Już od jutra w sprzedaży wyjątkowe wydawnictwo - przygotowany przez zespół "Super Expressu" album "Pamiętamy. Smoleńsk 10.04.2010" upamiętniający ofiary katastrofy, jaka przed niemal rokiem wstrząsnęła całym światem. Bogato ilustrowany album z setkami przejmujących fotografii do głębi wzruszył Janusza Walentynowicza, syna zmarłej pod Smoleńskiem legendarnej działaczki Solidarności Anny Walentynowicz (†81 l.).

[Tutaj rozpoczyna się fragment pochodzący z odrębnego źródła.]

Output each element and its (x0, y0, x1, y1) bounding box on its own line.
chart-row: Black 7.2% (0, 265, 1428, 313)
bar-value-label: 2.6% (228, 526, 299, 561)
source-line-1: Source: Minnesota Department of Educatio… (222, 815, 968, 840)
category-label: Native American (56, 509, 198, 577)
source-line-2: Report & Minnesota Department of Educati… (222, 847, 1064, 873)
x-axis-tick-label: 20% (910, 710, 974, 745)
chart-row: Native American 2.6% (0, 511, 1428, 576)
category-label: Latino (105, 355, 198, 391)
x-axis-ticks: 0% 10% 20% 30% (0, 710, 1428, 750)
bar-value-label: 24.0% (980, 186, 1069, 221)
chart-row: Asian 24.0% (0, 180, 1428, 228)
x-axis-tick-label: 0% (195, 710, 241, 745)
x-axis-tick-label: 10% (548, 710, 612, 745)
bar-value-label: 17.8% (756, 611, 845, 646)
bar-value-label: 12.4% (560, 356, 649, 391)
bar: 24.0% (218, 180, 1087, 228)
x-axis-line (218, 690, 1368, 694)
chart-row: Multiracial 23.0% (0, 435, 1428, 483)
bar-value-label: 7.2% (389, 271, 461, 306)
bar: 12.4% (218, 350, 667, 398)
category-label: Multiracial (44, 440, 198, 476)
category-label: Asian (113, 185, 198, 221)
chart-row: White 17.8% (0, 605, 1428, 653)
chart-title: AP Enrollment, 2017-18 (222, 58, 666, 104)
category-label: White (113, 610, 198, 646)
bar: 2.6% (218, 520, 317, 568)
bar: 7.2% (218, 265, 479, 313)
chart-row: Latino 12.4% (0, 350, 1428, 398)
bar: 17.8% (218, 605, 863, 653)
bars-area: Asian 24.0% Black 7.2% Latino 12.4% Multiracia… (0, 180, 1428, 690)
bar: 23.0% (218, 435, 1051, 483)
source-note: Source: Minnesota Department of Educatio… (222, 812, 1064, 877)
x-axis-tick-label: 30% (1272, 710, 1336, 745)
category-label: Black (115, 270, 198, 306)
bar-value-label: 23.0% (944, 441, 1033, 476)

- Dziękuję wszystkim, którzy przyczynili się do powstania tego albumu - mówi pan Janusz, który w naszym albumie opowiada o swojej mamie.

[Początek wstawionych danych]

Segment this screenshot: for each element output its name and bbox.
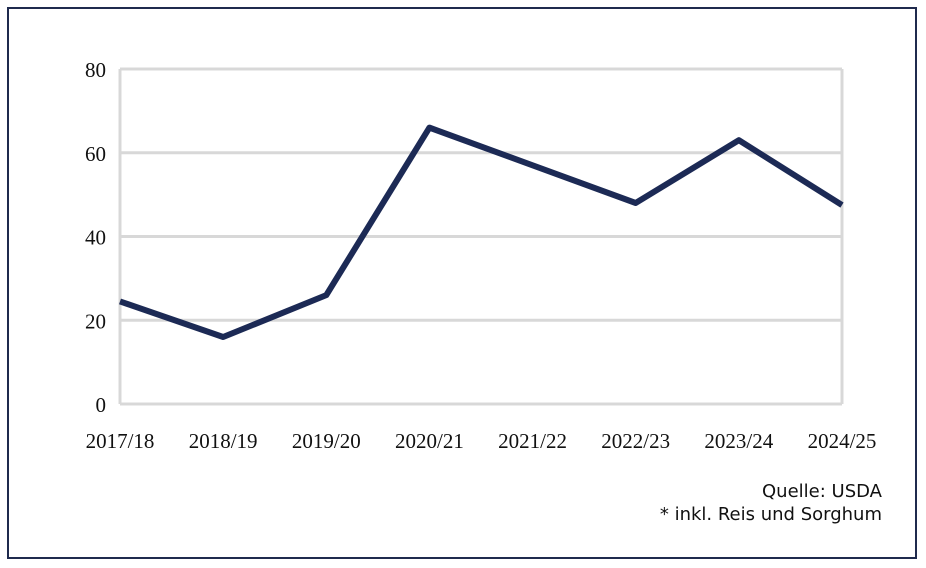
x-tick-label: 2019/20 [292,429,361,453]
y-tick-label: 60 [85,142,106,166]
x-tick-label: 2024/25 [808,429,877,453]
x-tick-label: 2021/22 [498,429,567,453]
chart-frame [7,7,917,559]
series-layer [119,124,844,340]
x-tick-label: 2022/23 [601,429,670,453]
x-tick-label: 2017/18 [86,429,155,453]
y-axis-ticks: 0 20 40 60 80 [85,58,106,417]
x-tick-label: 2023/24 [704,429,773,453]
y-tick-label: 0 [96,393,107,417]
x-axis-ticks: 2017/18 2018/19 2019/20 2020/21 2021/22 2022/… [86,429,877,453]
y-tick-label: 20 [85,309,106,333]
series-line [119,124,844,340]
x-tick-label: 2020/21 [395,429,464,453]
x-tick-label: 2018/19 [189,429,258,453]
footnote: * inkl. Reis und Sorghum [659,504,882,525]
y-tick-label: 40 [85,226,106,250]
y-tick-label: 80 [85,58,106,82]
grid-layer [118,67,844,406]
source-note: Quelle: USDA [762,481,882,502]
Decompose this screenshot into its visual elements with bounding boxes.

Patrz też: PiS planuje cztery manifestacje na 10 kwietnia. W rocznicę katastrofy paraliż Krakowskiego Przedmieścia przed Pałacem Prezydenckim
- Nie lubię udzielać wywiadów, ale z dziennikarzem "Super Expressu" po prostu bardzo dobrze mi się rozmawiało. To nie był wywiad, a normalna rozmowa - przyznaje. - Ostatnio spotkała mnie przykrość, bo pewne wydawnictwo zamieściło materiał, w którym było pełno bzdur o mojej mamie i słowa, których nigdy nie powiedziałem. W albumie "Super Expressu" jest cała prawda. Jeszcze raz dziękuję z całego serca! - mówi.